I agree and disagree with him at the same time. I agree that a new player starting from zero gives great experience, but I disagree about having that happen within an established and-or higher-level party as the experience won't be nearly as good: either the existing characters will cover for the new one until it catches up, or the new one will drop dead from encounters which the others can easily survive.
You've misremembered and it seems like you've misread me too?
Gary suggests that new players start off at 1st, and he specifically suggests that if you've got an ongoing campaign that they should adventure separately from higher level PCs.
Personally, I don't mind letting them join a higher level party, at least if I'm not running an open table where I have time to run separate low level sessions. If I DO have time to run low level sessions on top of the higher level ones, definitely, great to just do that. But if I have to run them together that's still ok, especially because they'll catch up really fast using by the book 1E experience rules.
I think 5e has dialled it back some from 4e - the gap's not as big.

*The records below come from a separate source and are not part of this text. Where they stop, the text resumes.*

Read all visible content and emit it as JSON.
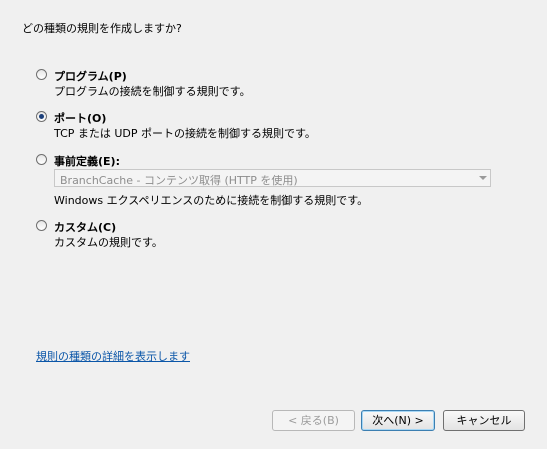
{
  "question": "どの種類の規則を作成しますか?",
  "options": [
    {
      "label": "プログラム(P)",
      "description": "プログラムの接続を制御する規則です。",
      "selected": false
    },
    {
      "label": "ポート(O)",
      "description": "TCP または UDP ポートの接続を制御する規則です。",
      "selected": true
    },
    {
      "label": "事前定義(E):",
      "dropdown_value": "BranchCache - コンテンツ取得 (HTTP を使用)",
      "description": "Windows エクスペリエンスのために接続を制御する規則です。",
      "selected": false
    },
    {
      "label": "カスタム(C)",
      "description": "カスタムの規則です。",
      "selected": false
    }
  ],
  "link": "規則の種類の詳細を表示します",
  "buttons": {
    "back": "< 戻る(B)",
    "next": "次へ(N) >",
    "cancel": "キャンセル"
  }
}
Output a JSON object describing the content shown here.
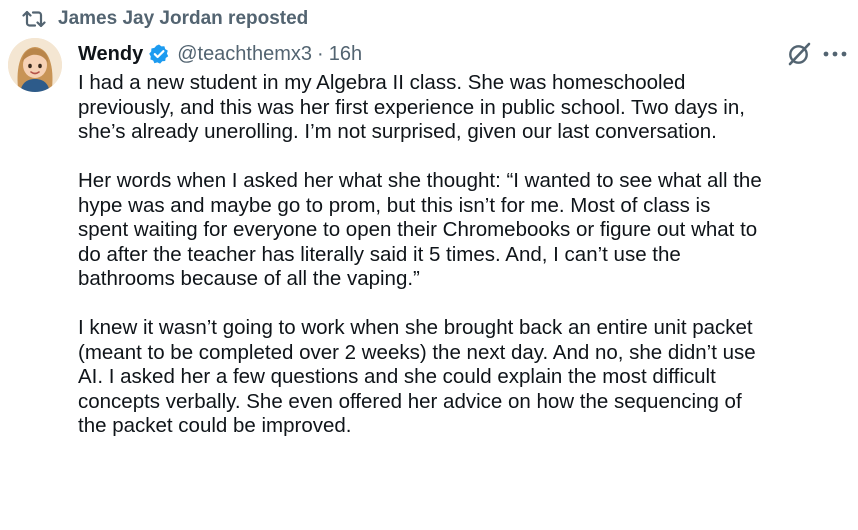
{
  "repost": {
    "label": "James Jay Jordan reposted",
    "icon": "repost-icon"
  },
  "author": {
    "name": "Wendy",
    "handle": "@teachthemx3",
    "separator": "·",
    "time": "16h",
    "verified": true,
    "verified_color": "#1d9bf0",
    "avatar_icon": "avatar-cartoon-woman"
  },
  "actions": {
    "grok_icon": "grok-icon",
    "more_icon": "more-options-icon"
  },
  "tweet": {
    "paragraph1": [
      "I had a new student in my Algebra II class. She was homeschooled",
      "previously, and this was her first experience in public school. Two days in,",
      "she’s already unerolling. I’m not surprised, given our last conversation."
    ],
    "paragraph2": [
      "Her words when I asked her what she thought: “I wanted to see what all the",
      "hype was and maybe go to prom, but this isn’t for me. Most of class is",
      "spent waiting for everyone to open their Chromebooks or figure out what to",
      "do after the teacher has literally said it 5 times. And, I can’t use the",
      "bathrooms because of all the vaping.”"
    ],
    "paragraph3": [
      "I knew it wasn’t going to work when she brought back an entire unit packet",
      "(meant to be completed over 2 weeks) the next day. And no, she didn’t use",
      "AI. I asked her a few questions and she could explain the most difficult",
      "concepts verbally. She even offered her advice on how the sequencing of",
      "the packet could be improved."
    ]
  }
}
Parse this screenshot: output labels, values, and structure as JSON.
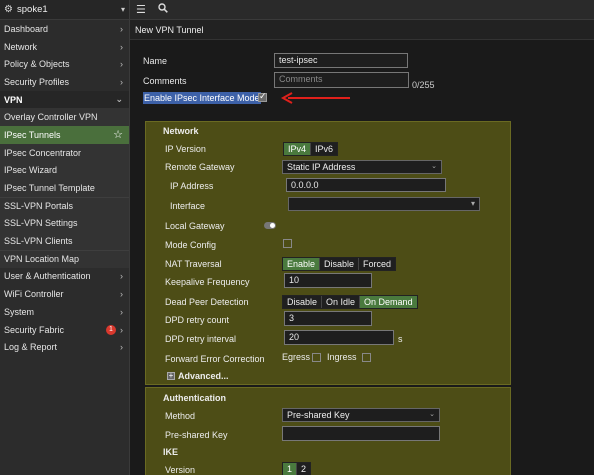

That's largely true, though 5E characters still got more forgiving rules for death and dying than 4E had, and of course 5E is designed to rush you through the first two levels in a couple of sessions, so you're rapidly to 3rd, which is a similar (or even greater, relative to enemies) power level as a 1st level 4E character.
And at the same time and for the same reason - fatigue - one's ability to deal out damage also becomes worse. The end result would be pretty much a wash, hm?
Generally I'd say not really, no. It takes very little force to pierce a human being or fracture their skull with a weapon. If you've still got enough energy to swing the thing at all you've still got the capability to kill someone with it. You COULD say it's a wash, but I don't think it really is, so I think there's at least a reasonable argument to be made that Into the Odd or Worlds Without Number's systems, with their automatic damage, are at least as simulationist as D&D.